Aslında gündemdeki en önemli konulardan biri GDO. sadece genetiği değiştirilmiş ürünler deyip geçmemek gerekiyor. Bu ürünler dünyada ilk kez 1994 yılında piyasa sürülüyor ve ticaretine başlanıyor. ve geçtiğimiz günlerde çıkarılan yönetmelikle bu ürünlerin Türkiye'de ticareti yasallaştırıldı.
Egemenlerin tarımda hakimiyet kurmasının en kolay yolu çiftçinin ektiği tohumlara el koymasıdır. Çünkü, bir çiftçinin tohumu varsa o çiftçi bir kesime bağlı kalmadam kendi gübresini ve toprağını kullanarak üretimini gerçekleştirebilir. İşte bu yüzdendir ki egemenler yıllardır uğraşır fındık,tütün,mısır vb. üretimleriyle geçinen çiftçilerle.
Genetiği değiştirilmiş organizmalarda ilk göze çarpan şey, tohumların sadece tek sefer ürün vermesidir.
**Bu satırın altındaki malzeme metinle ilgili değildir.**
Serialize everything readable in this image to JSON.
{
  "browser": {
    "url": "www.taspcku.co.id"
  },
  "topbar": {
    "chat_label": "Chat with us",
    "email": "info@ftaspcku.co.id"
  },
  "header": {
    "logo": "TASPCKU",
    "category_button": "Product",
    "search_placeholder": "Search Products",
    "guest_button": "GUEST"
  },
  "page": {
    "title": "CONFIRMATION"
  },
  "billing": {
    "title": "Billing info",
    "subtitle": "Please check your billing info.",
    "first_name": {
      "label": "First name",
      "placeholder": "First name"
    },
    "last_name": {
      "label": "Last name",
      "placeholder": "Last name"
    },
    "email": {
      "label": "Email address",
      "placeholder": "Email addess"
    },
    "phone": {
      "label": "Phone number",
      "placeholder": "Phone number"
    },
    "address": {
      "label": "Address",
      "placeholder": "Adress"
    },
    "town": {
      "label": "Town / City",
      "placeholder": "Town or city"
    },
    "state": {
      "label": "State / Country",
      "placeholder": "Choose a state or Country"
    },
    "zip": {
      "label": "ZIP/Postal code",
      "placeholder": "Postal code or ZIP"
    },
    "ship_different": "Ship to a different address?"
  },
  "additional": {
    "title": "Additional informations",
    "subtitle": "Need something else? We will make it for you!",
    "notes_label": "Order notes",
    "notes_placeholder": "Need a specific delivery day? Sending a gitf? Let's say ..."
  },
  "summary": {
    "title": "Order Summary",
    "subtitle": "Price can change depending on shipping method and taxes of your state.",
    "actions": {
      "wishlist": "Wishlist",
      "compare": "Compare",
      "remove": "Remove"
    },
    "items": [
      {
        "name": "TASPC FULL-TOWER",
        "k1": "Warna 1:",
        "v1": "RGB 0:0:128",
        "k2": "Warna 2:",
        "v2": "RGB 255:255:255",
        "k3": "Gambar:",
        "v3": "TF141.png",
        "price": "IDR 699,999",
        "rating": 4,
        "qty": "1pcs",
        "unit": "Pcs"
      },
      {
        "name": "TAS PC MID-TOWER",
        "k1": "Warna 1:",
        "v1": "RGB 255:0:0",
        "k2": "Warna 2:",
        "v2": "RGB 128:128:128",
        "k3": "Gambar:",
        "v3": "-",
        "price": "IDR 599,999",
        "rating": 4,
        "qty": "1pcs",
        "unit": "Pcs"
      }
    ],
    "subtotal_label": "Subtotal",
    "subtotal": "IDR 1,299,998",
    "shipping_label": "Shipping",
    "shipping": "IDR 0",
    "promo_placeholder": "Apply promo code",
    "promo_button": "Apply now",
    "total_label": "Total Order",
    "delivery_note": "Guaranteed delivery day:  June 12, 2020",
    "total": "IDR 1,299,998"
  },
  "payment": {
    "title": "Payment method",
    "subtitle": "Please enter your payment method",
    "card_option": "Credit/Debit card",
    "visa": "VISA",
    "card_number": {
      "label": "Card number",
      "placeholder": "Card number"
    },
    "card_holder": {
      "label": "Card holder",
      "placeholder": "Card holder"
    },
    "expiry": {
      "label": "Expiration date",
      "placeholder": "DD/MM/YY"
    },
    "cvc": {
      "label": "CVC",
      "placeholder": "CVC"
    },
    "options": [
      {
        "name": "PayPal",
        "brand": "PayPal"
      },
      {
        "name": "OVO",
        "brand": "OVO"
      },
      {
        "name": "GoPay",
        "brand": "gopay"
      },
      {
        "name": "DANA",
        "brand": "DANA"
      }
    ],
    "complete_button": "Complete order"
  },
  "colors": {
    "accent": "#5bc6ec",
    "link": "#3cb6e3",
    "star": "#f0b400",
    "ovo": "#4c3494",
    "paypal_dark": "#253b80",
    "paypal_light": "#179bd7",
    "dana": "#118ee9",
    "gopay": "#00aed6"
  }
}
Tohumların genetikleriyle oynanarak ekildikten sonra üretilen bitkinin tohumları bulunmamaktadır.(Çekirdeksiz karpuz, çekirdeksiz üzüm vb.) Daha sonra sermaye grupları, ürettikleri bu genetiği değiştirilmiş tohumların ticaretini yaparak yeni bir pazar kurmuş oluyorlar. Ayrıca bitkinin genlerinin yanına başka bir bitginin genlerinin yerleşmesiyle beraber, bu tohumların ilaçları ve gübreleride pazara açılmış oluyor. Türkiye'den de geçen günlerde 'Gıda ve Yem Amaçlı Genetik Yapısı Değiştirilmiş Organizmalar ve Ürünlerinin İthalatı, İşlenmesi, İhracatı, Kontrol ve Denetimine Dair Yönetmelik' in çıkartılmasıyla beraber bütün bunlar yasallaştırılmış oldu. Pazarlardan aldığımız meyvelerin ve sebzelerin GDO'lu olup olmadğını anlayamayacağız. Ve şunu da söylemek istiyorum. GDO'lu ürünleri yasallaştırma aşamasında meşrulaştırmak için söyledikleri; 3. Dünya Ülkeleri dedikleri ülkelerdeki yoksulluğun önlenmesi ve ucuz ürünlerin bu bölgelere de ulaşmasının gerekliliği ve bunun GDO yasa tasarısının gerçekleştirilmesiyle olabileceğidir.